This video and post will not help you with any exam or ISTQB or anything that other people want you to parrot at them. I really only care about the practical application of models in testing. Not a universal definition. So run away screaming now if you want the certification stuff.
So to describe a modern V-model testing process diagram. You have various definition stages on the left and then various 'testing' stages on the right, and the testing stages map on to definition stages so Business Requirements might map on to UAT, and Business Benefits might map on to Operational Acceptance Testing etc. etc.
And this doesn't work, wastes time and money and detrimentally affects everyone involved. So what do we do? We throw the V-Model away.
No we look at it for its essence.
First get rid of the notion of time. Every project I've been on has iterations. Nothing works with a linear time line, assume any model you see that uses this representation will not map on to the real world.
When I were a lad, back in the dim and distant past, we learned about verification and validation so the V in the V-model helped us remember this. Except that it didn't because for me, mnemonics that use the same letter for different concepts don't work. V mnemonics for me deal with "V for Vendetta" or "V for Vengeance" and these concepts do not exist in testing - they exist in project management but not testing.
Validation was "Are we doing the right thing?". Verification - did we do it right?
And we have another model for that - Questioning and Checking. We Question decisions, plans, designs requirements - are you sure? should we do this? should we do this other thing? how often should we do this? etc.
Then, as it start to materialise, we check. did we do what we said? And we continue to questions: Should we continue to carry on this way given what we just learned? What else did we do that we don't understand the knock on effect of.
So I don't V & V any more, I question and Check.
And in the V model, this left hand line represents Questioning, and the right hand side represents Checking.
Another thing we have to sort out in our V-model relates to the ordering. Because when they drew it for software testing, they made it an ordered model based on time. Which made it appear that you didn't check the business case until it was live, or you didn't check the business requirements until UAT.

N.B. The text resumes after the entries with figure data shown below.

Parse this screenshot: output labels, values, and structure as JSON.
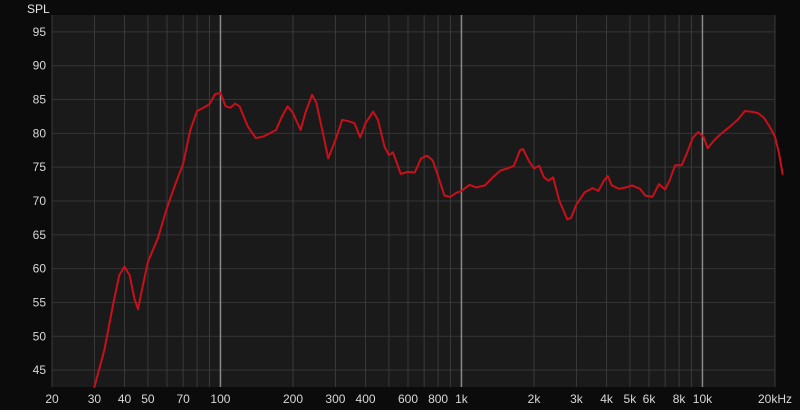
{
  "chart_data": {
    "type": "line",
    "title": "",
    "ylabel": "SPL",
    "xlabel": "",
    "x_scale": "log",
    "xlim": [
      20,
      20000
    ],
    "ylim": [
      42.5,
      97.5
    ],
    "grid": true,
    "y_ticks": [
      45,
      50,
      55,
      60,
      65,
      70,
      75,
      80,
      85,
      90,
      95
    ],
    "y_tick_labels": [
      "45",
      "50",
      "55",
      "60",
      "65",
      "70",
      "75",
      "80",
      "85",
      "90",
      "95"
    ],
    "x_ticks": [
      20,
      30,
      40,
      50,
      70,
      100,
      200,
      300,
      400,
      600,
      800,
      1000,
      2000,
      3000,
      4000,
      5000,
      6000,
      8000,
      10000,
      20000
    ],
    "x_tick_labels": [
      "20",
      "30",
      "40",
      "50",
      "70",
      "100",
      "200",
      "300",
      "400",
      "600",
      "800",
      "1k",
      "2k",
      "3k",
      "4k",
      "5k",
      "6k",
      "8k",
      "10k",
      "20kHz"
    ],
    "line_color": "#c8101a",
    "series": [
      {
        "values": [
          [
            30,
            42.5
          ],
          [
            33,
            48
          ],
          [
            36,
            55
          ],
          [
            38,
            59
          ],
          [
            40,
            60.3
          ],
          [
            42,
            59
          ],
          [
            44,
            55.5
          ],
          [
            45.5,
            54
          ],
          [
            47,
            56.5
          ],
          [
            50,
            61
          ],
          [
            55,
            64.5
          ],
          [
            60,
            69
          ],
          [
            65,
            72.5
          ],
          [
            70,
            75.5
          ],
          [
            75,
            80.5
          ],
          [
            80,
            83.3
          ],
          [
            85,
            83.8
          ],
          [
            90,
            84.3
          ],
          [
            95,
            85.8
          ],
          [
            100,
            86
          ],
          [
            105,
            84
          ],
          [
            110,
            83.8
          ],
          [
            115,
            84.4
          ],
          [
            120,
            84
          ],
          [
            130,
            81
          ],
          [
            140,
            79.3
          ],
          [
            150,
            79.5
          ],
          [
            160,
            80
          ],
          [
            170,
            80.5
          ],
          [
            180,
            82.5
          ],
          [
            190,
            84
          ],
          [
            200,
            83
          ],
          [
            215,
            80.5
          ],
          [
            225,
            83
          ],
          [
            240,
            85.7
          ],
          [
            250,
            84.5
          ],
          [
            270,
            79
          ],
          [
            280,
            76.3
          ],
          [
            300,
            79
          ],
          [
            320,
            82
          ],
          [
            340,
            81.8
          ],
          [
            360,
            81.5
          ],
          [
            380,
            79.4
          ],
          [
            400,
            81.5
          ],
          [
            430,
            83.2
          ],
          [
            450,
            82
          ],
          [
            480,
            78
          ],
          [
            500,
            76.8
          ],
          [
            520,
            77.2
          ],
          [
            560,
            74
          ],
          [
            600,
            74.3
          ],
          [
            640,
            74.2
          ],
          [
            680,
            76.3
          ],
          [
            720,
            76.7
          ],
          [
            760,
            76
          ],
          [
            800,
            73.7
          ],
          [
            850,
            70.8
          ],
          [
            900,
            70.6
          ],
          [
            950,
            71.2
          ],
          [
            1000,
            71.5
          ],
          [
            1080,
            72.4
          ],
          [
            1150,
            72
          ],
          [
            1250,
            72.3
          ],
          [
            1350,
            73.5
          ],
          [
            1450,
            74.5
          ],
          [
            1550,
            74.8
          ],
          [
            1650,
            75.2
          ],
          [
            1750,
            77.5
          ],
          [
            1800,
            77.7
          ],
          [
            1900,
            76
          ],
          [
            2000,
            74.8
          ],
          [
            2100,
            75.2
          ],
          [
            2200,
            73.5
          ],
          [
            2300,
            73
          ],
          [
            2400,
            73.5
          ],
          [
            2550,
            70
          ],
          [
            2750,
            67.3
          ],
          [
            2850,
            67.5
          ],
          [
            3000,
            69.5
          ],
          [
            3250,
            71.3
          ],
          [
            3500,
            71.9
          ],
          [
            3700,
            71.5
          ],
          [
            3900,
            73
          ],
          [
            4050,
            73.7
          ],
          [
            4200,
            72.3
          ],
          [
            4500,
            71.8
          ],
          [
            4800,
            72
          ],
          [
            5100,
            72.3
          ],
          [
            5500,
            71.8
          ],
          [
            5800,
            70.8
          ],
          [
            6200,
            70.6
          ],
          [
            6600,
            72.5
          ],
          [
            7000,
            71.7
          ],
          [
            7300,
            73
          ],
          [
            7700,
            75.3
          ],
          [
            8200,
            75.3
          ],
          [
            8600,
            77
          ],
          [
            9100,
            79.3
          ],
          [
            9600,
            80.2
          ],
          [
            10100,
            79.5
          ],
          [
            10500,
            77.8
          ],
          [
            11200,
            79
          ],
          [
            12000,
            80
          ],
          [
            13000,
            81
          ],
          [
            14000,
            82
          ],
          [
            15000,
            83.3
          ],
          [
            16000,
            83.2
          ],
          [
            17000,
            83
          ],
          [
            18000,
            82.3
          ],
          [
            19000,
            81
          ],
          [
            20000,
            79.5
          ],
          [
            20800,
            77
          ],
          [
            21500,
            74
          ]
        ]
      }
    ]
  }
}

We can treat anything written on the questioning side a bulleted list. A brain dump of what we think we have available to question: requirements, business case, decision log, GUI - whatever, and we can order it by word length or alphabetically, word length works well with a V-model because the short words sit at the top where the space is smallest.
Since we removed the notion of time we can question these 'things' whenever we consider it appropriate to do so, and check them, as soon as something exists to check, and as we elaborate, we question and check in different ways.
So I reclaim the V-model for myself. And now it adds value. In fact it stands for Value - V for Value, where our job in the process is to add value, to reframe, question and check. Do it simply and clearly and own our models and communication so we do them in ways that benefit our domain and our context rather than for historical reasons that we don't understand or agree with.
- It doesn't need to be a V - I just threw in that whole "V for Value" thing as motivational noise.
- In the real world, we have a set of stuff, and we have to remember to question it and check it, so you could model that as three columns: |Stuff | Some questions of each piece of stuff | Some checks to make on the stuff|
- And we don't limit ourself to questions and checks, we question our answers, we model it all as a graph, we don't just use columns, we iterate, we do whatever it takes to model our world. By all means start with a V-model, and own it, but build your own model.